The market for tokenized real-world assets (RWAs) is approaching the $30 billion mark on blockchain networks, yet only a small share is actively participating in decentralized finance (DeFi), according to industry data. This disparity underscores a growing trend where institutions are tokenizing assets such as real estate, commodities, and bonds, but these tokens are largely held as static investments rather than being deployed in DeFi protocols for lending, borrowing, or yield generation.
Blockchain industry actors like Marathon Digital Holdings Inc. (NASDAQ: MARA) will continue to watch this development closely, as the tokenization of real-world assets is expected to unlock trillions of dollars in value by bringing traditional assets onto blockchain networks. However, the limited integration with DeFi suggests that the full potential of these assets remains untapped.

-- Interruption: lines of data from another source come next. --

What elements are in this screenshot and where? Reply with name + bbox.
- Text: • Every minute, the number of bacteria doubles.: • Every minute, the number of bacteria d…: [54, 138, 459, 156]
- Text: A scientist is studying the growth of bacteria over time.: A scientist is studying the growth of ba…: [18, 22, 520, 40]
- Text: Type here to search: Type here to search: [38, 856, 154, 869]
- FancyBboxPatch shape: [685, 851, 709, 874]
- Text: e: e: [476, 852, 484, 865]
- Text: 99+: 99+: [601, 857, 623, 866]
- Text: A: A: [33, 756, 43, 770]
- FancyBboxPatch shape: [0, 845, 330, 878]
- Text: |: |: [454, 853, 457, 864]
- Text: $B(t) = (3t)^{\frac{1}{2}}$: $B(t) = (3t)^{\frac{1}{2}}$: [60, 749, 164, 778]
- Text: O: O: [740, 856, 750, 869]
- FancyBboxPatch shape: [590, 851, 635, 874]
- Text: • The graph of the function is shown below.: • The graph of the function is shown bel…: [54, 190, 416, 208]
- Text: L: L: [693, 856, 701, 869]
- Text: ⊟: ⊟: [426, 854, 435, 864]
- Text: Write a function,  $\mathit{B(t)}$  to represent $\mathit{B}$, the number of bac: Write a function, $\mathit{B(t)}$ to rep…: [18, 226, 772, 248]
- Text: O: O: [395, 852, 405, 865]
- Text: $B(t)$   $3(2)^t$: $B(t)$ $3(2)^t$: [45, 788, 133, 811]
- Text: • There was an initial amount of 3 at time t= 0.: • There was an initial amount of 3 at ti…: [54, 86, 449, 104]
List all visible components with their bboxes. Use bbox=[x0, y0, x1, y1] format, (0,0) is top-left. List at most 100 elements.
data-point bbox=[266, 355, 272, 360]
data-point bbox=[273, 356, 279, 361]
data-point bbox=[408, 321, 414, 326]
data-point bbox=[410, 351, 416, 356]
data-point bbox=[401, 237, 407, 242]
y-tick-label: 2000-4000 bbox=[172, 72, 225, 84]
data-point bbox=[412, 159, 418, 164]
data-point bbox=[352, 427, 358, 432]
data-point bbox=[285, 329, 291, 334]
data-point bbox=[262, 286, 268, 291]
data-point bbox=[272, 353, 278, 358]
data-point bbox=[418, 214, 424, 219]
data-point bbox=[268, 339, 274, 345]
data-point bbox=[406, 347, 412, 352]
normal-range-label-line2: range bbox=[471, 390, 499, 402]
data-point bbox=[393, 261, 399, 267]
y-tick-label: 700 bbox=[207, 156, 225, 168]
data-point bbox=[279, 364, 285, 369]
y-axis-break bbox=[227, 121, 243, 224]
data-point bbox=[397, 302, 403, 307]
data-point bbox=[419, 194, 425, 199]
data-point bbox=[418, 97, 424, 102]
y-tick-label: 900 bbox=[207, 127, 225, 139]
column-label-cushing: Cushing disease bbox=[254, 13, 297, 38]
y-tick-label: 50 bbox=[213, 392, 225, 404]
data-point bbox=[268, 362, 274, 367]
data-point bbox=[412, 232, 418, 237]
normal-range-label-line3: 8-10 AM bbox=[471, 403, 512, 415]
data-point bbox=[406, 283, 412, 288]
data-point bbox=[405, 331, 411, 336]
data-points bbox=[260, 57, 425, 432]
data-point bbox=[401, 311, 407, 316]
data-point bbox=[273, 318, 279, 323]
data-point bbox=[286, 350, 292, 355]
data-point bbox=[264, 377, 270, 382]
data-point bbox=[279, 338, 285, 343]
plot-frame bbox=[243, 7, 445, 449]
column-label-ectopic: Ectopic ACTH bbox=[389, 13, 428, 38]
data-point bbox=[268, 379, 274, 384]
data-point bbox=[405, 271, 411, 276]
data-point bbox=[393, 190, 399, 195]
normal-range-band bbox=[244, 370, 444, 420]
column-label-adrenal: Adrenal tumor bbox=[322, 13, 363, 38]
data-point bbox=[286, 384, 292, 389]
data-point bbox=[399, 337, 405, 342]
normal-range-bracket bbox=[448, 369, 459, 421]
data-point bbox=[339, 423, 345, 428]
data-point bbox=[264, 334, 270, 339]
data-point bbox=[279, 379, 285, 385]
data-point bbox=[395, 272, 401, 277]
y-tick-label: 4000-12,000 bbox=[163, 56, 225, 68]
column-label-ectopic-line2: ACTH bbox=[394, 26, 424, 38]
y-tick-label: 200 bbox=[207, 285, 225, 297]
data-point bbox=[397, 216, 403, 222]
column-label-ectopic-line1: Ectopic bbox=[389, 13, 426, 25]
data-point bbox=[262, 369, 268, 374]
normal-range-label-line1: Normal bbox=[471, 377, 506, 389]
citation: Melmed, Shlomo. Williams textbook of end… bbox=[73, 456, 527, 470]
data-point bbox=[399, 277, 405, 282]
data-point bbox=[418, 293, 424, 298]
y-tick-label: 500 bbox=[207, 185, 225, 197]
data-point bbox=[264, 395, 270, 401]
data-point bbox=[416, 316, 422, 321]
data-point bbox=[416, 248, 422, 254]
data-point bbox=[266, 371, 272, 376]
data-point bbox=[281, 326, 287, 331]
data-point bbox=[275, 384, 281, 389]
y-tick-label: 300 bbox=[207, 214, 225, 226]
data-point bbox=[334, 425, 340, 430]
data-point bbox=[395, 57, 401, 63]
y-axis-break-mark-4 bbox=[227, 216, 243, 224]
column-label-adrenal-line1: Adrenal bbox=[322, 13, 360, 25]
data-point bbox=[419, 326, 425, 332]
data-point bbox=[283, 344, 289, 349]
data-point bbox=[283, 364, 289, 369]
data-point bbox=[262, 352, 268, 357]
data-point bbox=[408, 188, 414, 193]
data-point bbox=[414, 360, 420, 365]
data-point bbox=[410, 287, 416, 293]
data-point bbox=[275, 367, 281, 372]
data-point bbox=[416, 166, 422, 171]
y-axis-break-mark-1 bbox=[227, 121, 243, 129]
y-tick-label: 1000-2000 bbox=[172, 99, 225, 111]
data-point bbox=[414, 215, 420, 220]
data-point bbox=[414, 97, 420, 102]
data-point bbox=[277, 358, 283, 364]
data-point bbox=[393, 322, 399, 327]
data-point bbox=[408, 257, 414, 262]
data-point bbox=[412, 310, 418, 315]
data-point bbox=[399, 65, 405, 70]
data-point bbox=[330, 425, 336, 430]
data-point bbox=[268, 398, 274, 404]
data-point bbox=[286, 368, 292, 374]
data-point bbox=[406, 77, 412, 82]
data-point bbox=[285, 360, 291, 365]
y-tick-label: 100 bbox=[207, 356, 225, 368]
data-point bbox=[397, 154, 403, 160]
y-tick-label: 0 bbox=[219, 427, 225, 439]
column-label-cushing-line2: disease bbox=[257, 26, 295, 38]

Analysts point to regulatory uncertainty, lack of standardized infrastructure, and risk aversion among traditional issuers as primary reasons for the slow uptake.

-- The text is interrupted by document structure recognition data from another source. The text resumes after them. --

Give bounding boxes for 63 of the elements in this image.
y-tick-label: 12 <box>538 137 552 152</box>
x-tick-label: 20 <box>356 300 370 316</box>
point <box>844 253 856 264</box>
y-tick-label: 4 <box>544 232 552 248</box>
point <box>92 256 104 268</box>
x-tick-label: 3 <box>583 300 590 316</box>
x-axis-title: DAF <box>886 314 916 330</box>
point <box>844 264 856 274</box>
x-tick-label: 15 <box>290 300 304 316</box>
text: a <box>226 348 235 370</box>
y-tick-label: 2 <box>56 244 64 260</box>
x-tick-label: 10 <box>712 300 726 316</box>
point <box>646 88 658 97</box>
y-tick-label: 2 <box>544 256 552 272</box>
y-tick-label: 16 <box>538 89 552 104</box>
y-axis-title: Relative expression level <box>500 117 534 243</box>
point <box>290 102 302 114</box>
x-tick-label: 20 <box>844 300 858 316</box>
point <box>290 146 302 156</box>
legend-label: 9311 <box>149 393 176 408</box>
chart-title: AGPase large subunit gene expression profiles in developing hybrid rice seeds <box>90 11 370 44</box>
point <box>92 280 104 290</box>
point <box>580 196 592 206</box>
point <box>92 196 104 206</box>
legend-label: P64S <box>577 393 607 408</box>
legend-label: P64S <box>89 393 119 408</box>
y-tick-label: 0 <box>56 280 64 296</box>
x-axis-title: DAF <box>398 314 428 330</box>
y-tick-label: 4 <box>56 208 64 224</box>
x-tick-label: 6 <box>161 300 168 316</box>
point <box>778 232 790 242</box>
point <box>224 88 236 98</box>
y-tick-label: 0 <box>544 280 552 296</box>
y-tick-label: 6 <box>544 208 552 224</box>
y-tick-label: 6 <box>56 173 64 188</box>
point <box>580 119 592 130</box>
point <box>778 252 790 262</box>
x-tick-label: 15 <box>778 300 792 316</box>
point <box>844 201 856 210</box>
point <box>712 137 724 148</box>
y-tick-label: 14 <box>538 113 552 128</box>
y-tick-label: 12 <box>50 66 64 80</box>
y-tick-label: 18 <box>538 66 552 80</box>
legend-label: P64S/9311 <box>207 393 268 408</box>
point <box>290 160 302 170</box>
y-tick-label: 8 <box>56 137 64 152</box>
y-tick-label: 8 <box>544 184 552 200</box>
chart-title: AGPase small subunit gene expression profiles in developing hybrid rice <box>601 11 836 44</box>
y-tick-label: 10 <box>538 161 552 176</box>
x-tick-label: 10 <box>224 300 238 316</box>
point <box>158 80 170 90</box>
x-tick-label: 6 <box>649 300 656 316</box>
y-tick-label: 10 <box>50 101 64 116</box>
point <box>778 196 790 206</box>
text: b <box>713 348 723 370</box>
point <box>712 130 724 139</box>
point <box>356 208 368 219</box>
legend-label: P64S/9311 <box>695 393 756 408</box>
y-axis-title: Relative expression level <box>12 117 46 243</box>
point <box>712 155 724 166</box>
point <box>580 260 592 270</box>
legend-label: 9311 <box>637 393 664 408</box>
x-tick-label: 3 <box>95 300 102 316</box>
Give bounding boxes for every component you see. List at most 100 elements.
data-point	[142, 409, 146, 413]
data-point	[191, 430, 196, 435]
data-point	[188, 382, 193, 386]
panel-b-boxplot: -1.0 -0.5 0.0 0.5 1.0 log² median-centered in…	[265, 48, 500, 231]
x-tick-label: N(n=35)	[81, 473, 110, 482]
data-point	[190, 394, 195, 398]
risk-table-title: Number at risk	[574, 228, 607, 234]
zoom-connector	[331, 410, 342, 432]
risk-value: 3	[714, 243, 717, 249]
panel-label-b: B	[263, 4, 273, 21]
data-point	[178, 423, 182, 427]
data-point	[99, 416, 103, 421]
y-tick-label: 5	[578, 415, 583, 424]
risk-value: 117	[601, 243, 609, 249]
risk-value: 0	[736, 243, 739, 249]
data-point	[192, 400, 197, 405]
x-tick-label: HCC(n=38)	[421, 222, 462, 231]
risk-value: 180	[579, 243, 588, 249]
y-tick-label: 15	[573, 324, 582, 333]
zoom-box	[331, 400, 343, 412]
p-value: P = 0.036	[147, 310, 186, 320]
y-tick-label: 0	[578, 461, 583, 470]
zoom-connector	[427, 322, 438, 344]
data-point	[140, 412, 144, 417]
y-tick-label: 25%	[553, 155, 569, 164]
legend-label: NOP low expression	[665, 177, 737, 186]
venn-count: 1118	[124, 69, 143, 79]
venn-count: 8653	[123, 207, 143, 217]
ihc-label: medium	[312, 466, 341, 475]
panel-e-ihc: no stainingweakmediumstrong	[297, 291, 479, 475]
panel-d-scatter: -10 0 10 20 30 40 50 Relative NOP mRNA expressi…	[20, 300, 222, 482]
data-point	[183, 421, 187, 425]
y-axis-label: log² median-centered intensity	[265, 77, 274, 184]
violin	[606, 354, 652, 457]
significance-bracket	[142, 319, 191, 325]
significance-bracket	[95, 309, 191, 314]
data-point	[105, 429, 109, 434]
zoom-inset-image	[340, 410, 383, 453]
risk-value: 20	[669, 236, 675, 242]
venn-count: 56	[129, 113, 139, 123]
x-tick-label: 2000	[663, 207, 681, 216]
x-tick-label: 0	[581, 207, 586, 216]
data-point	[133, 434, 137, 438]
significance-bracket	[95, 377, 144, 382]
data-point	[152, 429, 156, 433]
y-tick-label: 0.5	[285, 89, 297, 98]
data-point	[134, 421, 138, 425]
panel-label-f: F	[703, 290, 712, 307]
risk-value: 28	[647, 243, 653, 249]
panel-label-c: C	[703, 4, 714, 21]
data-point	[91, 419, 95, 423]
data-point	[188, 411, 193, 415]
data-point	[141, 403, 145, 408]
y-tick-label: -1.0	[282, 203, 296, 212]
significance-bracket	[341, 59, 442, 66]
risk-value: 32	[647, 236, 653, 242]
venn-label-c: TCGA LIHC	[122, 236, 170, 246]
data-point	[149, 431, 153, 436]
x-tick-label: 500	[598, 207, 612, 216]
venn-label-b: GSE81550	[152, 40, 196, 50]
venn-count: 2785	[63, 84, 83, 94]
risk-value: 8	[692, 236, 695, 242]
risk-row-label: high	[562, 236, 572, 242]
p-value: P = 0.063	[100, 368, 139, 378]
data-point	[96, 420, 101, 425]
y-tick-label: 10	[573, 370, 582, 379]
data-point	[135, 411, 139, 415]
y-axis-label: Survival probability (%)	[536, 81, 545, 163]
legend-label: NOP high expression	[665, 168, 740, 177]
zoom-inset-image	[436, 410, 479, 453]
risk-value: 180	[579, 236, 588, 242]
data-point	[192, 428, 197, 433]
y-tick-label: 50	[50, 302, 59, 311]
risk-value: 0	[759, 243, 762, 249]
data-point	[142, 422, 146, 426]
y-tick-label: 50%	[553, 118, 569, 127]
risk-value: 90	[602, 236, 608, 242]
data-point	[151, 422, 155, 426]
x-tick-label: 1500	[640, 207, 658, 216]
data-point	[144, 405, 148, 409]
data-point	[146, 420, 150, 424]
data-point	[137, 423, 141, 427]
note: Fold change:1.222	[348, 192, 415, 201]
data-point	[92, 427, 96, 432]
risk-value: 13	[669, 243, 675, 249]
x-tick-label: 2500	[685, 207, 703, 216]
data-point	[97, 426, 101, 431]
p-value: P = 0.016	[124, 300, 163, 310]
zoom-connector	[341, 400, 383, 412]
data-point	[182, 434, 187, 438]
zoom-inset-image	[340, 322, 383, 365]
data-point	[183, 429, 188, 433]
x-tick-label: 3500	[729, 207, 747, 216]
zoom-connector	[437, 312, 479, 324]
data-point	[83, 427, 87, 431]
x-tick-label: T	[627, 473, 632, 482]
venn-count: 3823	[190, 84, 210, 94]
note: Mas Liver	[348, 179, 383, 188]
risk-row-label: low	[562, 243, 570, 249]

Tokenized RWAs represent a significant step toward bridging traditional finance and blockchain technology. By representing physical or financial assets on a ledger, they offer benefits such as fractional ownership, increased liquidity, and 24/7 trading. Yet, without active participation in DeFi, these benefits remain largely theoretical for many asset holders. For instance, while tokenized treasury bills have gained traction, they are often used as collateral in DeFi lending protocols, which remains a niche use case.

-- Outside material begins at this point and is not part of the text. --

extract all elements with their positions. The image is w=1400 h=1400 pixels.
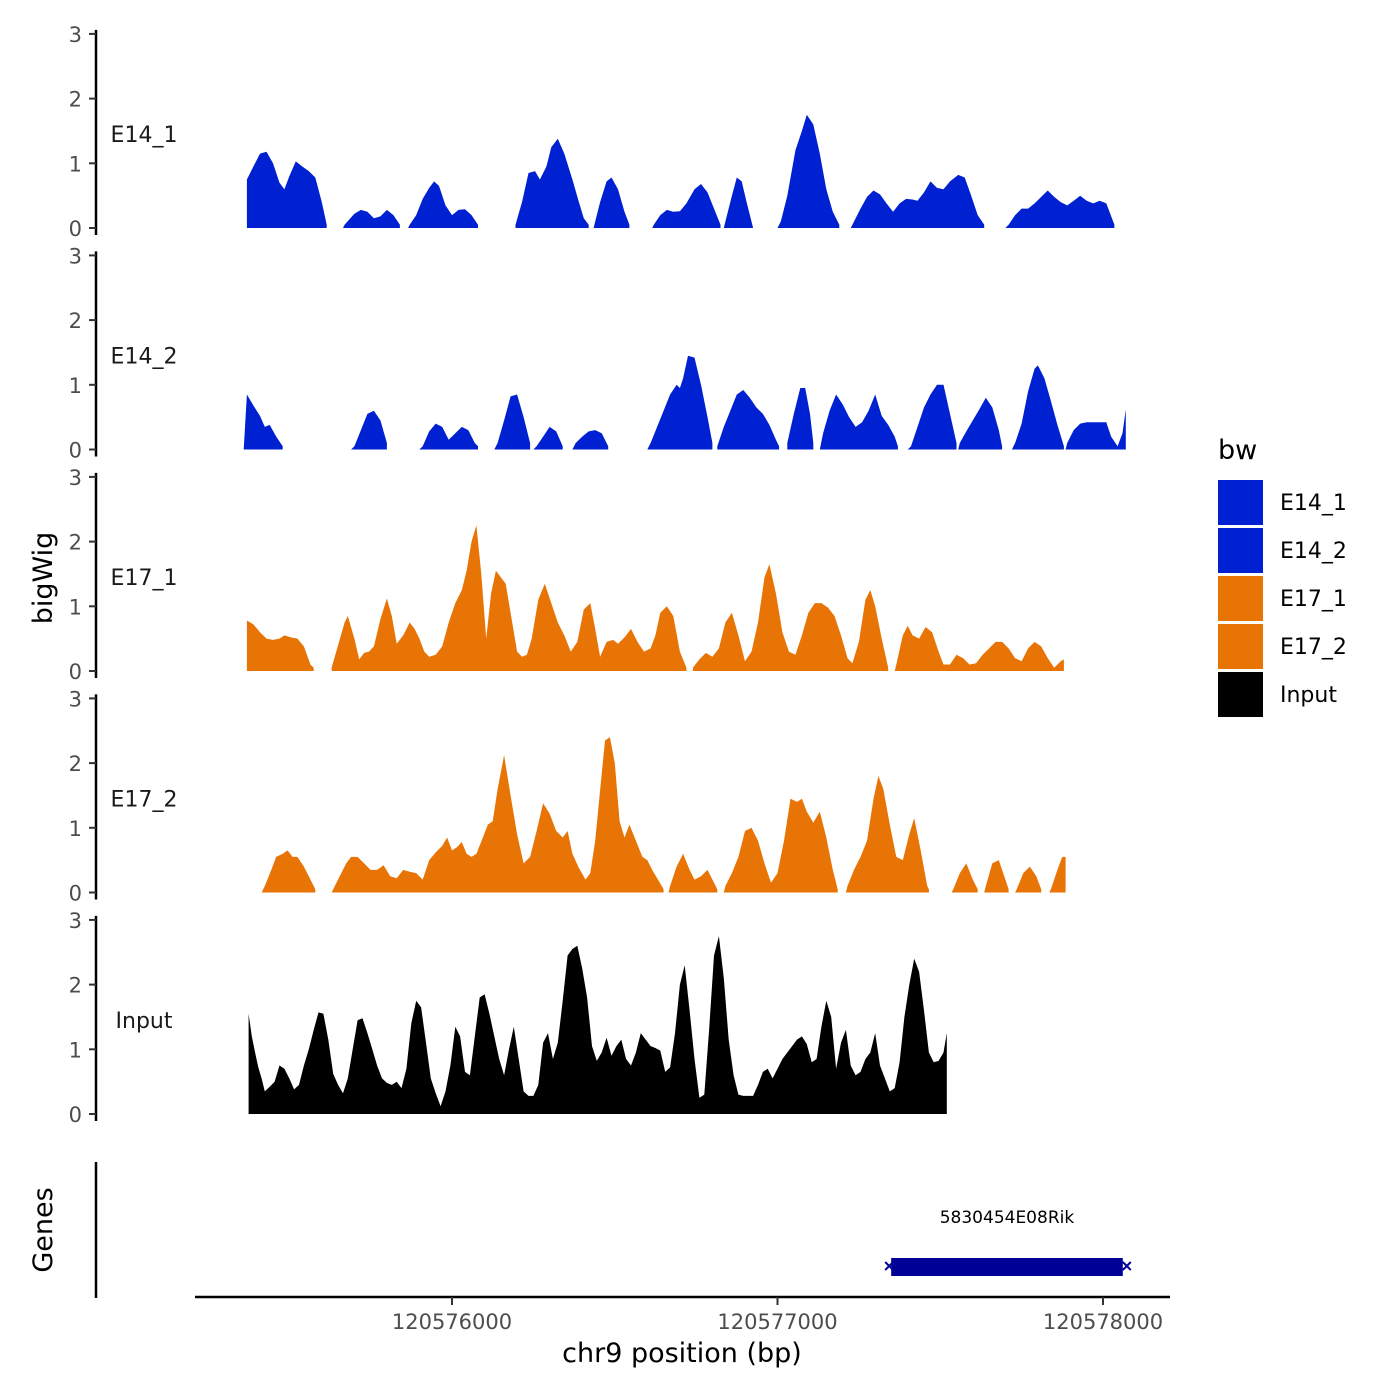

Industry participants argue that for tokenized RWAs to drive the next wave of DeFi growth, improved interoperability, clearer regulations, and innovative DeFi products are needed. Some protocols are already working on integrating RWAs into their ecosystems, but progress has been gradual. The current gap highlights a critical challenge: despite the hype, the convergence of traditional asset tokenization and decentralized finance is still in its infancy.
The implications for investors and the broader blockchain ecosystem are significant. If tokenized RWAs can be seamlessly integrated into DeFi, they could bring trillions of dollars of liquidity into decentralized markets, potentially reshaping global finance. Conversely, if the gap persists, the tokenization boom may remain a niche phenomenon limited to institutional custody and settlement use cases.